A1710
Title: Localized fully modified OLS estimation
Authors: Martin Wagner - University of Klagenfurt, Bank of Slovenia and Institute for Advanced Studies, Vienna (Austria) [presenting]
Matthias Vetter - University of Kiel (Germany)
Rafael Kawka - Technical University Dortmund (Germany)
Abstract: An extension of cointegration analysis is considered to a situation where the first differences of the analyzed processes are so-called locally stationary processes rather than stationary processes. This allows us to model long-run relationships between time series whilst allowing for more or less turbulent or persistent periods in the analysis. As is common in the cointegrating regression literature, we allow for regressor endogeneity and error serial correlation, now both time-varying because of our locally-stationary setup.

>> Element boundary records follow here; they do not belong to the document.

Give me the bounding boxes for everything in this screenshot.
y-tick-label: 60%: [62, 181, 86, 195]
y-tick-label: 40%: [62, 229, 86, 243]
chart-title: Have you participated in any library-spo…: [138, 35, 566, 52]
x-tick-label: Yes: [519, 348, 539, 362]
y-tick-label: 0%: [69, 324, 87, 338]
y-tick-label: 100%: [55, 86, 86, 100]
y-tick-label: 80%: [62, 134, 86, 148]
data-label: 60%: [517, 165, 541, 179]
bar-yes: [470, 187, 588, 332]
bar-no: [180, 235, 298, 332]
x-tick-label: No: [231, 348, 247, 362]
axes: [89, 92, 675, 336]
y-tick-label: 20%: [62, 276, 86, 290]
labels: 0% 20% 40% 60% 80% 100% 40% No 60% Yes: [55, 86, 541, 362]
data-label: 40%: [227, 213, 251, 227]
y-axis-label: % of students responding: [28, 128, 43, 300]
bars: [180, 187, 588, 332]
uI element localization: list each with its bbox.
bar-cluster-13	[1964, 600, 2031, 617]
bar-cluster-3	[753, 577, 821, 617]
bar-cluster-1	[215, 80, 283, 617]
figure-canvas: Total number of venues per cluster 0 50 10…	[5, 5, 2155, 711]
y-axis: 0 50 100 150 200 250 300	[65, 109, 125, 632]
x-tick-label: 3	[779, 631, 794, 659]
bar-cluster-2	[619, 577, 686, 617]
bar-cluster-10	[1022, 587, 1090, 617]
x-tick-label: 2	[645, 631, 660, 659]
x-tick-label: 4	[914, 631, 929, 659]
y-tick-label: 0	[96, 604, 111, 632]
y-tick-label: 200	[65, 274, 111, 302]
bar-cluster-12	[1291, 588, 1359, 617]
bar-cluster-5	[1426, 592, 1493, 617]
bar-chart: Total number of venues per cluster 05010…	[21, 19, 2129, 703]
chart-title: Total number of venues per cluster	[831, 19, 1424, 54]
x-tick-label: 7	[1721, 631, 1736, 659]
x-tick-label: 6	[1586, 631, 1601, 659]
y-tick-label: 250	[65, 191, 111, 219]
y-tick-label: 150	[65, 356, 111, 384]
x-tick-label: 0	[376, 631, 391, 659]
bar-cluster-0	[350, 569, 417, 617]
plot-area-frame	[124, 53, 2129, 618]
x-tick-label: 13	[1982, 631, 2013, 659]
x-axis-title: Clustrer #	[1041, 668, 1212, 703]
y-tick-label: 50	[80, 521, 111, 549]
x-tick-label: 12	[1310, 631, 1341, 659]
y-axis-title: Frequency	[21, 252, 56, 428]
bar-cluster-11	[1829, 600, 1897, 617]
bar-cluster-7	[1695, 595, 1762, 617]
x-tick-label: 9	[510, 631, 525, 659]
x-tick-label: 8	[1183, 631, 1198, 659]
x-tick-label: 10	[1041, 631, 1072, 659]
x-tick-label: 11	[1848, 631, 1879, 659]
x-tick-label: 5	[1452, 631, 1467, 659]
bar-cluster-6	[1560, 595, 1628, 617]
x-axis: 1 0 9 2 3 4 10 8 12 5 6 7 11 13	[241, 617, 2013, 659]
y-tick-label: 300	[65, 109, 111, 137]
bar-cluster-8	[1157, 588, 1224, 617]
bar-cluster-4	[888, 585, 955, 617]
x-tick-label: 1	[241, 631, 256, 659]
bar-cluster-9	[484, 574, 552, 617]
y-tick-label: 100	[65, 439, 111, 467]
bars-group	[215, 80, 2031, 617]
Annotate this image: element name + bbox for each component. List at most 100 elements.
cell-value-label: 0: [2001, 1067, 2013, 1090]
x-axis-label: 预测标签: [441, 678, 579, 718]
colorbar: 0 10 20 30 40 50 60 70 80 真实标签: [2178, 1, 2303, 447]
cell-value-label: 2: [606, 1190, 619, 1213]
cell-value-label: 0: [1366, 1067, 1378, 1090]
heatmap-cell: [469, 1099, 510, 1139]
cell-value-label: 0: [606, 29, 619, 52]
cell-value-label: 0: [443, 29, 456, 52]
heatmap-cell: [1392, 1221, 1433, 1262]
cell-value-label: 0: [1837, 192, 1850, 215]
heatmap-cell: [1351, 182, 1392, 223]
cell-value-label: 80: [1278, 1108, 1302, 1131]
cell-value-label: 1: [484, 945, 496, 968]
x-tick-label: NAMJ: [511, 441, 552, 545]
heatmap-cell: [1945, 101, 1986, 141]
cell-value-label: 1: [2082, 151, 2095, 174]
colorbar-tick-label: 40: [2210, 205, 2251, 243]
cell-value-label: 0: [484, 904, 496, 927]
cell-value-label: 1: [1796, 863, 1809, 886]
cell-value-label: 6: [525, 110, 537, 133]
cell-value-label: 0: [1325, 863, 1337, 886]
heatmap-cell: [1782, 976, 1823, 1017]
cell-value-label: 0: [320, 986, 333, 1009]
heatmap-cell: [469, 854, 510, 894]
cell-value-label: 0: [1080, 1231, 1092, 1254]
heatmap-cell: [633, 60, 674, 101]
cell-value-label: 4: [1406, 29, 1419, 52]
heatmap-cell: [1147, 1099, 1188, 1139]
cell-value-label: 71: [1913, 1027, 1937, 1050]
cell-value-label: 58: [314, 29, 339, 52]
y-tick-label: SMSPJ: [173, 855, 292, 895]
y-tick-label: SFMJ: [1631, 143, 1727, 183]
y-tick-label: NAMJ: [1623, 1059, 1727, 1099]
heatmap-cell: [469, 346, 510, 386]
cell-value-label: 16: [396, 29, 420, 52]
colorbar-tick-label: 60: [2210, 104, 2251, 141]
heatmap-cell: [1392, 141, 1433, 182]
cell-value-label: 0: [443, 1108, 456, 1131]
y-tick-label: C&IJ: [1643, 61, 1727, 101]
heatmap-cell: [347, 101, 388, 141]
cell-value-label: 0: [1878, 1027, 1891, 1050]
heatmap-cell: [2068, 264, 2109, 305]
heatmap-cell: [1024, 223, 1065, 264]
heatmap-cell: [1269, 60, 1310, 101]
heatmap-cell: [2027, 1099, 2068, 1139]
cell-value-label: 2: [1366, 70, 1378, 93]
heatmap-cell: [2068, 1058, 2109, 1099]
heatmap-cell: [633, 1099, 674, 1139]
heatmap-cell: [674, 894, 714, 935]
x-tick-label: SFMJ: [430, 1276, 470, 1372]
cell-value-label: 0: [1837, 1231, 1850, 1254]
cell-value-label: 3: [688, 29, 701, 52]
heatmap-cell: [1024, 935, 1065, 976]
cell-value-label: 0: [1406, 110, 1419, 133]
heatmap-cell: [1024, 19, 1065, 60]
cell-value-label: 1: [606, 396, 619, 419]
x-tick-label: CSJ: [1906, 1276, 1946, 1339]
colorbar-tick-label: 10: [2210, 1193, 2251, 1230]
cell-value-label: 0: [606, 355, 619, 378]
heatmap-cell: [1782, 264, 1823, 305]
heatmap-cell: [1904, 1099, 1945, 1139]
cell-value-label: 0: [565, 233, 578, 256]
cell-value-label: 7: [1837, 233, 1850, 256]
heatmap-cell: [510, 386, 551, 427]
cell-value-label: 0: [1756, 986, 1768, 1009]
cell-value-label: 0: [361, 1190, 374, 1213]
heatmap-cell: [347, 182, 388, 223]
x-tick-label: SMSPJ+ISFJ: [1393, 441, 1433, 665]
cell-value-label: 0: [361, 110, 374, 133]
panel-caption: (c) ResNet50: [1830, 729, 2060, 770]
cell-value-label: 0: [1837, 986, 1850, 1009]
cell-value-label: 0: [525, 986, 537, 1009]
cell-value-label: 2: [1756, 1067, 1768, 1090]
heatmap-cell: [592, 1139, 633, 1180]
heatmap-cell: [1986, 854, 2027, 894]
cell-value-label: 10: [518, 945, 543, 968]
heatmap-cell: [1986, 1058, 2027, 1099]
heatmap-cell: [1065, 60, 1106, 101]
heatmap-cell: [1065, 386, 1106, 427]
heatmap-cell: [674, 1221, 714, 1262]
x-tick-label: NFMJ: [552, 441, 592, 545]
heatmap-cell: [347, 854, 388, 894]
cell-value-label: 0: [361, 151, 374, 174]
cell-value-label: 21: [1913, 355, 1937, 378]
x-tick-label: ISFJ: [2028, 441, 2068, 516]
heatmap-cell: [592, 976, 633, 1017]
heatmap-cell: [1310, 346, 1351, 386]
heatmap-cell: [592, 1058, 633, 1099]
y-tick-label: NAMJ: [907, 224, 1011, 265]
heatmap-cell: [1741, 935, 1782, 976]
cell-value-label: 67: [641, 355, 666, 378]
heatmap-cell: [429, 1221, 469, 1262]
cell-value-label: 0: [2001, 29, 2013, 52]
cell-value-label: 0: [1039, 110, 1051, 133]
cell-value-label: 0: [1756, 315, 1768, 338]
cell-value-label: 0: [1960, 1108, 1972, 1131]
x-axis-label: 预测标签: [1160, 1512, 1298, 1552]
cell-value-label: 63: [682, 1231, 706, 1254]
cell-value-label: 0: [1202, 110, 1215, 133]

The required functional central limit results for this setting are developed which then allow showing that: First, the OLS estimator is consistent but its limiting distribution is contaminated by second-order bias terms, which differ, of course, from the bias terms arising in the standard context. Second, a localized version of the fully modified OLS estimator for a standard cointegration setting, leads to a zero-mean Gaussian mixture limiting distribution. An important difference to the standard cointegration setting is that fully modified based inference requires something like a HAC-type correction. The theoretical analysis is complemented by a simulation study as well as an empirical application to the forward rate unbiasedness hypothesis.